Crystallising public opinion

What explains this amnesia? Maybe it is simply that time heals. Seventy five years is a long time. Most people who must have seen the horrors of colonialism are now dead.

But if that is the case, what explains the obsession with the “Mughal” past? In both positive and negative ways. Why are Indians fighting over whether a mosque was built by demolishing another structure, but not fighting about the need for Britain to apologise for looking the other way as famines and plagues killed millions of people they were allegedly “civilising”? How come we see public debates on the reign of Emperor Aurangzeb, who died in 1707, but not the rapacious British Empire?

In this file photo taken on September 22, 1947 Indian nationalist leader Mohandas Karamchand Gandhi, better known as Mahatma Gandhi (C) visits Muslim refugees at Purana Qila in New Delhi, as they prepare to depart to Pakistan a month after the signing of India and Pakistan's Independance from British rule on August 14 - 15, 1947 Image Credit: AFP

Public opinion (about all things, including history) is shaped by contemporary forces. People think about Mughal rule because they are made to think about it. Decades of propaganda has made every neighbourhood uncle an expert on the Mughal era.

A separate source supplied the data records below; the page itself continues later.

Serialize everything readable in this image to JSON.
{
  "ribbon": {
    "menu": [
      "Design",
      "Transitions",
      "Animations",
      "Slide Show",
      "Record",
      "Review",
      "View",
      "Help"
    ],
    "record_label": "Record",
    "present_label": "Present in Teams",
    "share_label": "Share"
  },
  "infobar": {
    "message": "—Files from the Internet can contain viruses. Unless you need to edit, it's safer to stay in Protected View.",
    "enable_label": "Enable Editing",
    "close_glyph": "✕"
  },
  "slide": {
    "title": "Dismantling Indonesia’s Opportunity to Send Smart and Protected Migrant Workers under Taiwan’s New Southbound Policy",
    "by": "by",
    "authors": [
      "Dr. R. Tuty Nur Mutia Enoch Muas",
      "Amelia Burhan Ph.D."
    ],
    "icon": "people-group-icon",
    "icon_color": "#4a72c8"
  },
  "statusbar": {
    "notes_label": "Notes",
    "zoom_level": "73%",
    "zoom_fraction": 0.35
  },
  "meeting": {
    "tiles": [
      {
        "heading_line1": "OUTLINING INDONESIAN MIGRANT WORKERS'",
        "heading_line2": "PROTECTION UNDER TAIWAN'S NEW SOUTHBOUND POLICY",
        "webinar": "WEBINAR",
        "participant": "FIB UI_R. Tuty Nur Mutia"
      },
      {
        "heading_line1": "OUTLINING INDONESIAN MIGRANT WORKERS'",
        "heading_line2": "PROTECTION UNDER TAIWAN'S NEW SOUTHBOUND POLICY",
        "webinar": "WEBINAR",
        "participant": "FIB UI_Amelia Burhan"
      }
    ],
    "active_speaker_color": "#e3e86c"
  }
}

Ironically, this propaganda itself is a legacy of the British colonial policy of divide and rule, whose greatest achievement was the bloody partition of India, killing at least a million people in riots. Yet the only argument you hear about the Partition is whether Jinnah was responsible or Nehru. Nobody has any interest in looking at the role and motivations of those who actually did the dividing.

Who will bell the cat?

The reason why we don’t have anti-colonial angst is because nobody is provoking it.

Nobody seems to think that reflecting over what colonialism did to India should be a matter of public conversation. Beyond learning about it to pass exams, they have little use. Even Bollywood has made very few films about it. Except for Lagaan (2001) or films on revolutionaries like Mangal Pandey and Bhagat Singh, there is little to show. It is a shame the best known film on Mahatma Gandhi was made by a foreigner.

Who should be talking about the colonial experience in India, and is not doing their job? India’s majoritarian extremists can’t be expected to speak against colonialism, because they were found absent in the ranks of the freedom fighters.

When the champions forget their own history

The people who should be talking about the horrors of colonialism are the ones who fought against it. And that is the Indian National Congress. What stops them, for example, from passing a resolution in the Congress Working Committee demanding the British apologise for the Jallianwala Bagh massacre, or for Partition, or pay token reparations?

The Congress party’s critics want to know ‘what did the Congress do in so many years of ruling India?’ To answer that question, the Congress could first remind people the state in which the British left India. Once the champions against colonialism, the Congress has taken the lead in forgetting history.

We pay a heavy price for our amnesia about colonialism. This amnesia ensures the British divide and rule policy continues with interreligious conflict in India and throughout South Asia. Every society has a contest over the past as a way of defining the present. By forgetting colonialism, contemporary India is effectively forgetting a part of its identity.